Pour ce qui est de l’Etat Providence, de la caisse de compensation, des organismes et sociétés sous tutelle, de l’hypertrophie de l’Administration, d’aucuns s’accordent à dire qu’il y a urgence à revoir  en profondeur le système en vigueur. Cependant aucun des gouvernements qui se sont succédé n’a eu l’audace de passer à l’acte. L’actuel prendra-t-il son courage à 2 mains pour s’engager résolument dans la voie des réformes, certes douloureuses, impopulaires mais incontournables. L’investissement, la production de richesse et l’employabilité en dépendent. Il est clair que le recours à l’endettement ne saurait être qu’un pis-aller mais pas la solution. Il faut compter sur ses propres moyens et chercher les fonds là où ils existent. Concernant la caisse de compensation en particulier, son existence n’aurait plus de raison d’être, dans la mesure où l’aide sous forme d’indemnité peut être apportée directement à la population cible qui est désormais connue par les pouvoirs publics avec nom, adresse et nombre d’hommes et de femmes qui la composent.

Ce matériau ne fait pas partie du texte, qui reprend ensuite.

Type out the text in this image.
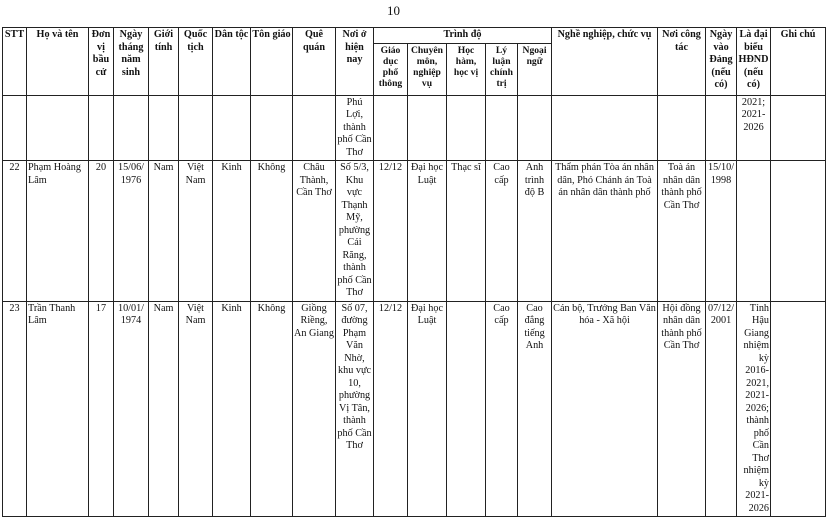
10
STT	Họ và tên	Đơn vị bầu cử	Ngày tháng năm sinh	Giới tính	Quốc tịch	Dân tộc	Tôn giáo	Quê quán	Nơi ở hiện nay	Trình độ					Nghề nghiệp, chức vụ	Nơi công tác	Ngày vào Đảng (nếu có)	Là đại biểu HĐND (nếu có)	Ghi chú
										Giáo dục phổ thông	Chuyên môn, nghiệp vụ	Học hàm, học vị	Lý luận chính trị	Ngoại ngữ					
									Phú Lợi, thành phố Cần Thơ									2021; 2021- 2026	
22	Phạm Hoàng Lâm	20	15/06/ 1976	Nam	Việt Nam	Kinh	Không	Châu Thành, Cần Thơ	Số 5/3, Khu vực Thạnh Mỹ, phường Cái Răng, thành phố Cần Thơ	12/12	Đại học Luật	Thạc sĩ	Cao cấp	Anh trình độ B	Thẩm phán Tòa án nhân dân, Phó Chánh án Toà án nhân dân thành phố	Toà án nhân dân thành phố Cần Thơ	15/10/ 1998		
23	Trần Thanh Lâm	17	10/01/ 1974	Nam	Việt Nam	Kinh	Không	Giồng Riềng, An Giang	Số 07, đường Phạm Văn Nhờ, khu vực 10, phường Vị Tân, thành phố Cần Thơ	12/12	Đại học Luật		Cao cấp	Cao đẳng tiếng Anh	Cán bộ, Trưởng Ban Văn hóa - Xã hội	Hội đồng nhân dân thành phố Cần Thơ	07/12/ 2001	Tỉnh Hậu Giang nhiệm kỳ 2016- 2021, 2021- 2026; thành phố Cần Thơ nhiệm kỳ 2021- 2026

Pourrait-on suggérer qu’une partie de la somme accordée aux concernés sous forme de dons soit retenue pour être servie ultérieurement, mais cette fois-ci à travers des ONG, concomitant avec le microcrédit. Laquelle serait destinée à les encourager, les inciter, les motiver davantage à développer leurs propres projets. C’est un des enseignements qu’on peut retenir de l’expérience susmentionnée. Les conséquences en seraient des plus salutaires :

i) l’aide ne va plus qu’aux plus démunis ;

ii) l’espoir est permis de les voir un jour financièrement autonomes et aptes à prendre leur destin en main ;

iii) la caisse de compensation serait sinon supprimée, du moins significativement allégée; et

iv) les denrées alimentaires n’étant plus subventionnées, les restes des baguettes de pain en particulier ne finiront plus, à coup sûr, … dans les poubelles.       

S’agit-il là d’un modèle structuré et intégré prenant en considération tous les déterminants d’un développement durable, équilibré et inclusif? Certainement non. On s’est limité ici à esquisser une vision quant au rôle économique et social de l’Etat et à la façon dont il convient d’appréhender les petites gens se trouvant au bas de l’échelle sociale.

Abderrahman Jerraya et Chedly  Koubaa

* La plus célèbre étant l’ONG Enda Tamweel dont le but est de développer et d’accompagner l’entrepreneuriat. Il s’agit d’une institution financière qui accorde des microcrédits sans exiger au préalable une quelconque forme de garantie. Ses succès sont tels que ses emprunteurs qui se comptent par des dizaines de milliers, elle a dû tout récemment recourir à un emprunt auprès d’une société néerlandaise de financement et du développement de l’entreprenariat, d’un montant équivalent à 180 millions de dinars, pour faire face à une demande grandissante de ses clients (Kapitalis, 10 avril, 2020).